Sky and BT have have signed a deal to sell their channels on each other's platforms.
Under the deal, BT will now supply its sports channels - which show UEFA Champions League and Premier League football - to Sky.
In addition, BT will be able to sell Sky's Now TV service - which includes Sky Sports, Sky Cinema and the Sky Atlantic channel - to its customers.
The deal comes as the firms face growing competition from online rivals.
Marc Allera, the chief executive of BT Consumer, told the BBC that the deal was partly so the firms could join forces against the potential online threat.
"A lot of technology companies are coming into the market with vast budgets, and changing the market. We need to ensure our customers get the best choice," he said.
In a complex market, potential rivals can also be partners, he added.
He said the Sky deal was a "clear indication" of the importance BT attached to how digital and TV markets were converging, adding the firm would bid fiercely for exclusive content.

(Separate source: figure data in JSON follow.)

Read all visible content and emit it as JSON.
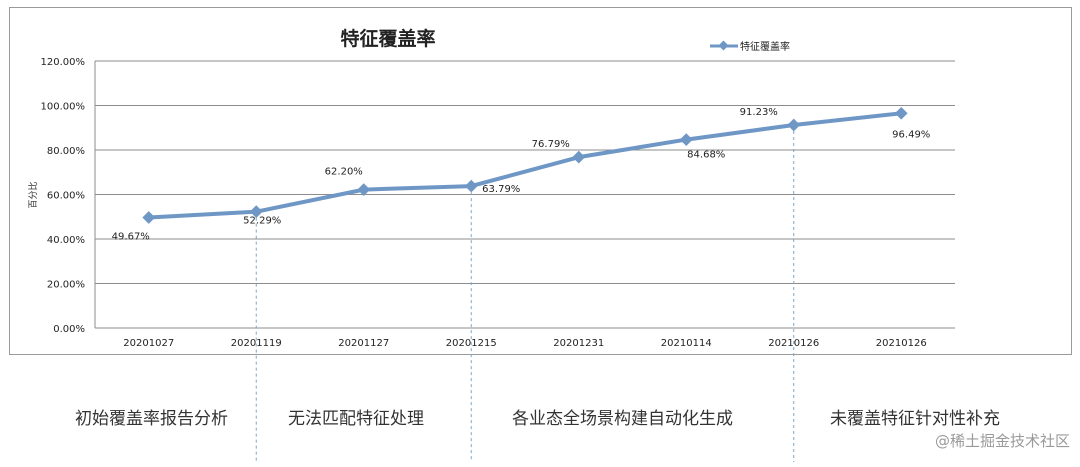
{
  "chart_data": {
    "type": "line",
    "title": "特征覆盖率",
    "ylabel": "百分比",
    "xlabel": "",
    "ylim": [
      0,
      120
    ],
    "y_ticks": [
      "0.00%",
      "20.00%",
      "40.00%",
      "60.00%",
      "80.00%",
      "100.00%",
      "120.00%"
    ],
    "categories": [
      "20201027",
      "20201119",
      "20201127",
      "20201215",
      "20201231",
      "20210114",
      "20210126",
      "20210126"
    ],
    "series": [
      {
        "name": "特征覆盖率",
        "values": [
          49.67,
          52.29,
          62.2,
          63.79,
          76.79,
          84.68,
          91.23,
          96.49
        ],
        "labels": [
          "49.67%",
          "52.29%",
          "62.20%",
          "63.79%",
          "76.79%",
          "84.68%",
          "91.23%",
          "96.49%"
        ],
        "color": "#6f97c6"
      }
    ],
    "grid": true,
    "legend": "top-right"
  },
  "phases": [
    "初始覆盖率报告分析",
    "无法匹配特征处理",
    "各业态全场景构建自动化生成",
    "未覆盖特征针对性补充"
  ],
  "watermark": "@稀土掘金技术社区"
}
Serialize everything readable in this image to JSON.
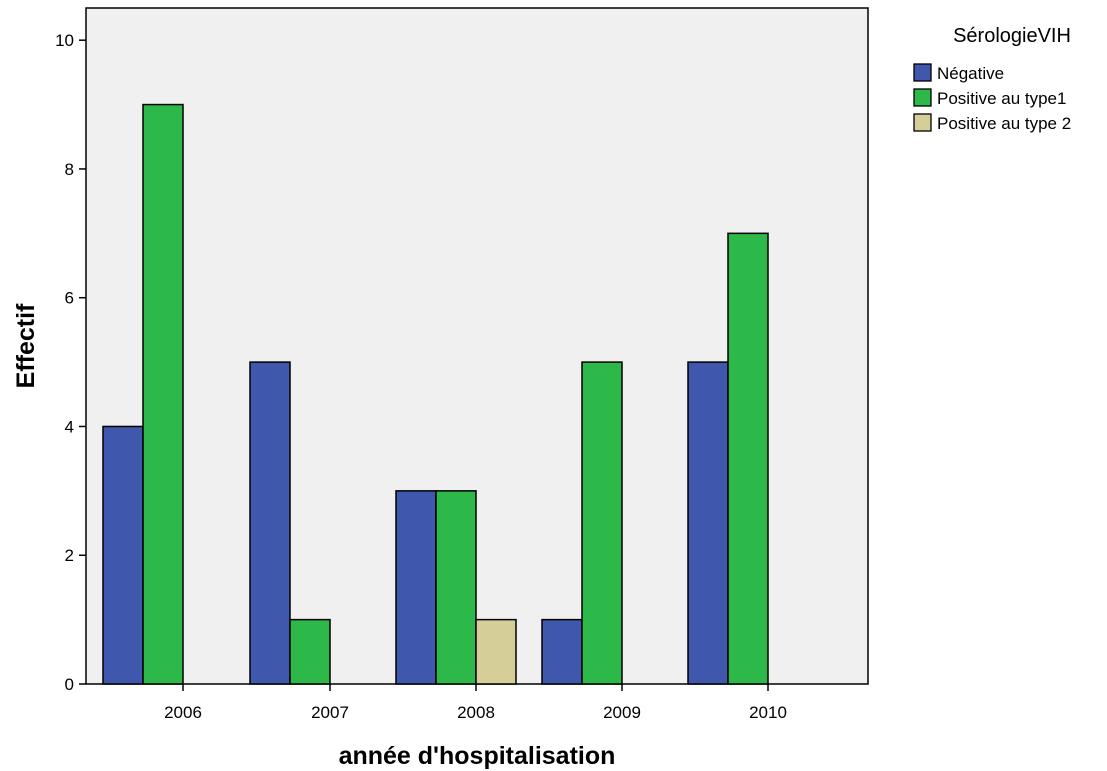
{
  "chart_data": {
    "type": "bar",
    "title": "",
    "xlabel": "année d'hospitalisation",
    "ylabel": "Effectif",
    "categories": [
      "2006",
      "2007",
      "2008",
      "2009",
      "2010"
    ],
    "ylim": [
      0,
      10.5
    ],
    "yticks": [
      0,
      2,
      4,
      6,
      8,
      10
    ],
    "grid": false,
    "background": "#f0f0f0",
    "legend": {
      "title": "SérologieVIH",
      "position": "right"
    },
    "series": [
      {
        "name": "Négative",
        "color": "#3f58ad",
        "values": [
          4,
          5,
          3,
          1,
          5
        ]
      },
      {
        "name": "Positive au type1",
        "color": "#2db84a",
        "values": [
          9,
          1,
          3,
          5,
          7
        ]
      },
      {
        "name": "Positive au type 2",
        "color": "#d6ce98",
        "values": [
          0,
          0,
          1,
          0,
          0
        ]
      }
    ]
  }
}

Bidding is due to begin in the next Premier League football rights auction in February, and digital giants such as Amazon and Facebook could throw their hats in the ring for streaming rights.
However, Mr Allera said: "I wouldn't say [the deal with Sky] takes the pressure off at all... we believe in holding exclusive rights."

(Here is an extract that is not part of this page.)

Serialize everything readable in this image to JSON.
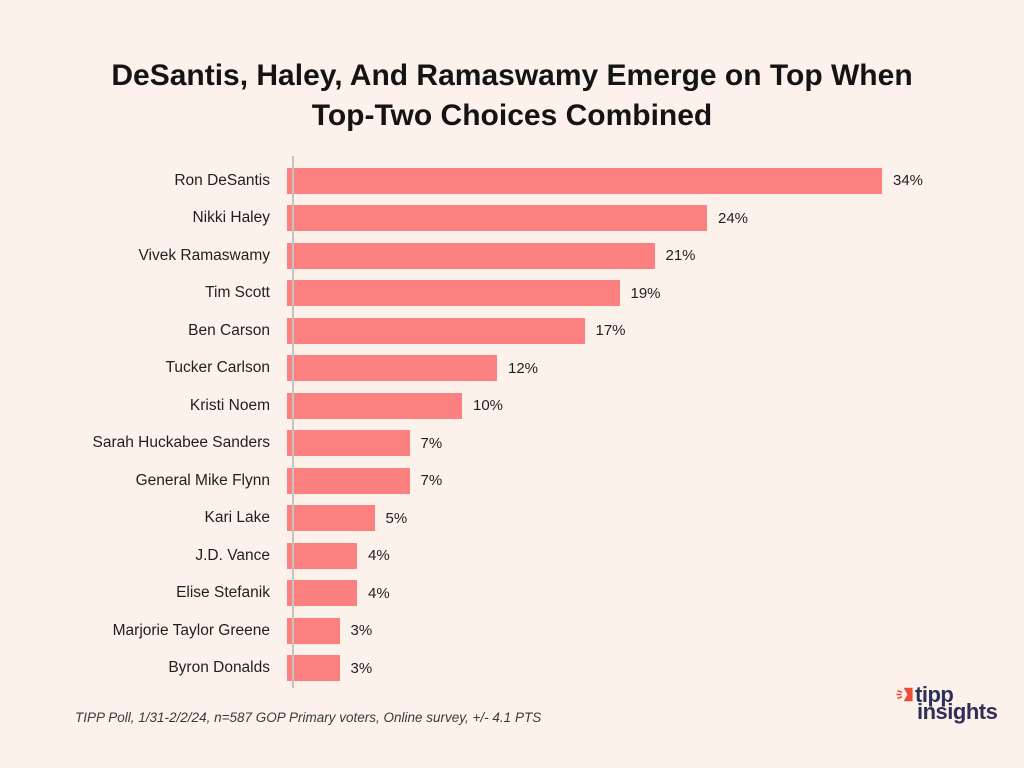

BT has spent more than £3.5bn on Champions League and Premier League football rights since 2012 in an attempt to compete with Sky.
For the 2016 to 2019 football seasons, BT agreed to pay £960m to show 42 Premier League games, and Sky agreed to pay £4.17bn to show 126 games.
For the seasons from 2019 to 2021, the number of games shown could rise to 190.
Sky boss Jeremy Darroch said: "This is great news for Sky customers who will be able to access all matches on Sky and BT channels from the Premier League, UEFA Champions League and Europa League directly with a single Sky TV subscription."
The new services will be available to BT and Sky customers from early 2019.
At present, BT customers can get BT TV via a box, an app, or online, and can only get a pared down version of Sky Sports.
Sky customers can get BT Sport at present, but only if they subscribe through BT.
Richard Broughton, research director at media analysts Ampere, called the deal "very unusual" because of the rivalry between the two firms, but said it was a consequence of the rising costs of sports rights.
"The new rights are up for renewal very soon and this is a pre-emptive shot from both companies to limit their exposure to damage should they not get key rights and also allow them to be a little less aggressive in their bidding."
Michael Hewson, an analyst with CMC Markets, said the BT-Sky deal seemed better for BT than Sky, "given that Sky will take BT's sport content while BT gets Sky's sports, cinema and Sky Atlantic channel, and could even gain more access to content further down the road".
The big online firms have been part of a seismic shift in how people access content.
On Thursday, Disney announced a deal to buy a large chunk of 21st Century Fox, including its 39% stake in Sky.
Media mogul Rupert Murdoch told Sky News he was selling Fox's entertainment assets in part due to the rise of online giants.
"[Amazon and Netflix] are growth companies... Amazon, I don't know how much they want to do. They are spending $5bn or $6bn I believe on new programmes, but it's basically to widen the appeal of [Amazon] Prime.
"Anyone who joins Prime seems to spend about $3,000 immediately on retail... you know, they are a huge disruptor if you look at what they're doing."